We have spoken with Dr. Nikitas Papasimakis (NP), our scientific adviser and expert in physical optics, about this new and exciting technology that enables the generation of Structured Ultrashort Light Pulses.
To begin, could you tell us what Structured Ultrashort Light Pulses are and what the recent advances in this technology are?
NP: Ultrashort pulses are electromagnetic pulses with a temporal duration so short that contain only a few oscillations of the electromagnetic field. They have traditionally been available mainly in the radio-frequency domain. However, during the last few years we have witnessed considerable advances in commercial laser systems and few-cycle light pulses are now commonly generated by a specific type of lasers, known as mode-locked lasers. In parallel, advances in Terahertz technology have allowed routine generation of single-cycle THz pulses with applications in spectroscopy, biological imaging and sensing, device inspection, to name a few.
Our toolbox to control electromagnetic waves has also expanded considerably during the last decade: from spatial light modulators and micromirror arrays to , more recently, metamaterials and metasurfaces. These developments provide control over all aspects of light in ways that were inconceivable to the previous generation of scientists and engineers. Spatially complex light beams and pulses in the form of doughnuts, helices, and knots, which propagate and interact with matter in new ways, have been demonstrated over the last few years.
What are the existing applications of Structured Ultrashort Light Pulse technology?

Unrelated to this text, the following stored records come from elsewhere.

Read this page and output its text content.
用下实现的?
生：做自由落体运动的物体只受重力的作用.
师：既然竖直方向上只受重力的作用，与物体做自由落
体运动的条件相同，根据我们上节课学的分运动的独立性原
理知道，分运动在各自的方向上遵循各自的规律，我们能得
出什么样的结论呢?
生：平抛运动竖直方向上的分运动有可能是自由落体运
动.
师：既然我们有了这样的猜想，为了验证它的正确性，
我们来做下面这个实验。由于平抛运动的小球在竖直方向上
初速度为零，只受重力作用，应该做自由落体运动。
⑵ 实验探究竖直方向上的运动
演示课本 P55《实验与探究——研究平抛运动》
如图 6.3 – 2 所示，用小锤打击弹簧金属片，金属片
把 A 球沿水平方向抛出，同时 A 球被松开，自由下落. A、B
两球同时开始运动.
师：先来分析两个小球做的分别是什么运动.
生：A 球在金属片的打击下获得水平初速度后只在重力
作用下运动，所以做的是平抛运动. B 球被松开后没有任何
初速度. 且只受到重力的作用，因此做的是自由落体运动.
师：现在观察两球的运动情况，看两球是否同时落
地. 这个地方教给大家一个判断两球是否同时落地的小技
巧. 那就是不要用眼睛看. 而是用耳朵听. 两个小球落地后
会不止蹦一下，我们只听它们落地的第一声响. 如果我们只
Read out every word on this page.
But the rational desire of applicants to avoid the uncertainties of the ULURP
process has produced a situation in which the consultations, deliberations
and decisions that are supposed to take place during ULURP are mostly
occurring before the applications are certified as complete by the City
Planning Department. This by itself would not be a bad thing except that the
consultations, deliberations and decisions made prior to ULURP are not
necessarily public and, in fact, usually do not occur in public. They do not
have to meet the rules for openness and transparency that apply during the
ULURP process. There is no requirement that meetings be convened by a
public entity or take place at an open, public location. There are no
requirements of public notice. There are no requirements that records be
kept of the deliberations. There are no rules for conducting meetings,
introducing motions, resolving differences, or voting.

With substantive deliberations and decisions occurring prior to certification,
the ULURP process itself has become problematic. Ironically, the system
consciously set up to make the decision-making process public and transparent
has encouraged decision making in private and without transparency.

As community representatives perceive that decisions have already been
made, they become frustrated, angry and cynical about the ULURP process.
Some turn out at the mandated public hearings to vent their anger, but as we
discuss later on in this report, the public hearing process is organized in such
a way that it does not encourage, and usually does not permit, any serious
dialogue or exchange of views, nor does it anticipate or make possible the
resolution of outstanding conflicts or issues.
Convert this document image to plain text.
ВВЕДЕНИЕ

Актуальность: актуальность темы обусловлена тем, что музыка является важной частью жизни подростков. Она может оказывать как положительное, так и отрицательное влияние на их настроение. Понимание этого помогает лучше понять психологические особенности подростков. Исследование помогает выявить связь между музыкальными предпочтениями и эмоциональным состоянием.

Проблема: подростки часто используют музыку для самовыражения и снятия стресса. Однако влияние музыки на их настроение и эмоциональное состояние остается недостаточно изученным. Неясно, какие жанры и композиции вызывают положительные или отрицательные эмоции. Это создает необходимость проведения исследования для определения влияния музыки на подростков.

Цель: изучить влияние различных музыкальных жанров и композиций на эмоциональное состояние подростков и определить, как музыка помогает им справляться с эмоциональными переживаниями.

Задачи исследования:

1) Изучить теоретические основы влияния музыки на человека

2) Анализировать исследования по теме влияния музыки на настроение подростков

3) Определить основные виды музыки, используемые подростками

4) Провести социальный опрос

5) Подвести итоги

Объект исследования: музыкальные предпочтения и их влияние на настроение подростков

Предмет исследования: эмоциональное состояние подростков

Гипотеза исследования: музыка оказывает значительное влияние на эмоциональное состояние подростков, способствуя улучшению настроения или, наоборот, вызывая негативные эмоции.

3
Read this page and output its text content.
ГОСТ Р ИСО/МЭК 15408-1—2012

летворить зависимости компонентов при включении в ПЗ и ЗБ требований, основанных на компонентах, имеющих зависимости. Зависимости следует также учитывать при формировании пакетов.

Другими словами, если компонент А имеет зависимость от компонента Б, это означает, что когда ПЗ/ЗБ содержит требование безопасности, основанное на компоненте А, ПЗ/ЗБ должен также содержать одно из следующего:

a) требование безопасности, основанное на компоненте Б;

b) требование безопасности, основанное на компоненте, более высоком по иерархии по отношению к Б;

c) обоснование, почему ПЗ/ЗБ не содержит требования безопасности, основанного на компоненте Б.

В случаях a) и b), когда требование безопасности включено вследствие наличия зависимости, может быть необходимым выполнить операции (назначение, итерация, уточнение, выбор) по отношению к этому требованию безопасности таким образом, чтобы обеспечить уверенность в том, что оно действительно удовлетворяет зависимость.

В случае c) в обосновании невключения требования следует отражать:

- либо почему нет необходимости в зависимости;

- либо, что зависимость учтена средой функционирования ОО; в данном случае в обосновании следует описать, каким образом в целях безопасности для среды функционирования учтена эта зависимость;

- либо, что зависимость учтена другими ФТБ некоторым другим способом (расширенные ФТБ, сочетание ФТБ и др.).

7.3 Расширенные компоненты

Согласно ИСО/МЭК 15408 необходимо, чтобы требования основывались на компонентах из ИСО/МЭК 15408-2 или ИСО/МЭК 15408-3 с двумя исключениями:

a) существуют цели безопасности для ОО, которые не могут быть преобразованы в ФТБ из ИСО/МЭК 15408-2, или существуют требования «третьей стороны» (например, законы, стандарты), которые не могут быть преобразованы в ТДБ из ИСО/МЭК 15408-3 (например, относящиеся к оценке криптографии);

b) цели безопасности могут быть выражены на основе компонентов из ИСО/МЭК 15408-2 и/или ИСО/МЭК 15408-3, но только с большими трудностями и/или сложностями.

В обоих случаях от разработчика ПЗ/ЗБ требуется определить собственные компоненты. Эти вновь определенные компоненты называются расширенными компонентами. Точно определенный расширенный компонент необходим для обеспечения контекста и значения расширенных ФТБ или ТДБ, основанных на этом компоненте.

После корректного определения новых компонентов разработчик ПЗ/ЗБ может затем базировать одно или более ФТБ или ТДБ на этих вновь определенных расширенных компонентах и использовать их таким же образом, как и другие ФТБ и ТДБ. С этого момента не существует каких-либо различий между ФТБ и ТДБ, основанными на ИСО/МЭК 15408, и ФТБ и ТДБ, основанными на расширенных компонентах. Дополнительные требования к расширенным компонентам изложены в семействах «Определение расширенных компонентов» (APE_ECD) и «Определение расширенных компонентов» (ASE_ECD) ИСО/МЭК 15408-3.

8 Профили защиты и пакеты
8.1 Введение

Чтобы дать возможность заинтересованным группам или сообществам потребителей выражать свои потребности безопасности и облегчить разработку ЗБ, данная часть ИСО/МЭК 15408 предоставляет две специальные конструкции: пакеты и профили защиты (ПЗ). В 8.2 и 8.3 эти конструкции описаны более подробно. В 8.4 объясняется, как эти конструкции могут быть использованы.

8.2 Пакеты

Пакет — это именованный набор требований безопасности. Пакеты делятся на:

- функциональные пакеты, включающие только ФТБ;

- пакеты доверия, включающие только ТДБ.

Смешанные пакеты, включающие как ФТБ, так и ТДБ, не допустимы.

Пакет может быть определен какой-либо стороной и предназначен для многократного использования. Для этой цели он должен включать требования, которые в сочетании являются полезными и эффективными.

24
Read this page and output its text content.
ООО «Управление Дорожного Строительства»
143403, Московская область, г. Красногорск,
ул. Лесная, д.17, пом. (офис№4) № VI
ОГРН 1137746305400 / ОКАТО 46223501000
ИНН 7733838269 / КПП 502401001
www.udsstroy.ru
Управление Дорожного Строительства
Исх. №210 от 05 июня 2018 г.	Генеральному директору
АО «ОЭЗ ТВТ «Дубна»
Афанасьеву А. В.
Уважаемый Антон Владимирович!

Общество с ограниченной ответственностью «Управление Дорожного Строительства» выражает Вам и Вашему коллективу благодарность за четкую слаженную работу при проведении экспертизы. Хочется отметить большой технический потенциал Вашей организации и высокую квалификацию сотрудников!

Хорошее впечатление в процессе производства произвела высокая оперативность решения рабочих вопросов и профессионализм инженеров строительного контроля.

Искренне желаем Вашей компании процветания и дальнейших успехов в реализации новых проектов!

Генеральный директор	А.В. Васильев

NP: This technology has a wide range of applications from biomedical/biological and material sciences to advanced manufacturing and information technology/telecommunications.
Typical applicaions include super-resolution imaging and microscopy, where structured light pulses can be used to enhance space and/or time resolution, allowing biomedical and biological sciences to improve existing imaging methods as well as develop novel approaches. Such advances can reveal biological structure and function at length and time scales inaccessible with existing approaches.
For material science technology provides novel routes of interrogating matter. For example, doughnut-shaped pulses may shed light in probing excitations in matter that typically remain elusive, such as the toroidal dipole and non-radiating anapole modes.
Advanced manufacturing benefits from application of Structured UltrashortliLght Pulses in optical machining, where ablation of materials and “milling” by light can be done at the nano scale. Structuring the spatial and temporal distribution of ultrashort pulses provides here additional degrees of freedom thus allowing manufacturing of more complex and finer scale structures.
Structuring ultrashort pulses will also impact information technologies and telecommunications by enabling novel encoding and encryption schemes, which may propagate though turbulent media without suffering significant distortion.
What are the current challenges of this technology?
NP: Main challenges include the lack of easy-to-use, compact ultrashort light sources and the complexity of current approaches in structuring light (designing metasurfaces, controlling DMDs and SLMs). As a result the generation of such pulses requires substantial expertise and is limited to research lab environments.
What do you envisage to be some of the far-reaching applications of Structured Ultrashort Light Pulses?
NP: In the future, I can envisage new forms of information and energy carriers with implications for imaging, sensing and telecommunications. For instance, topologically structured light can enhance the resolution of microscopy methods, while information can be encoded in the complex spatiotemporal shape of ultrashort pulses for line of sight telecommunications.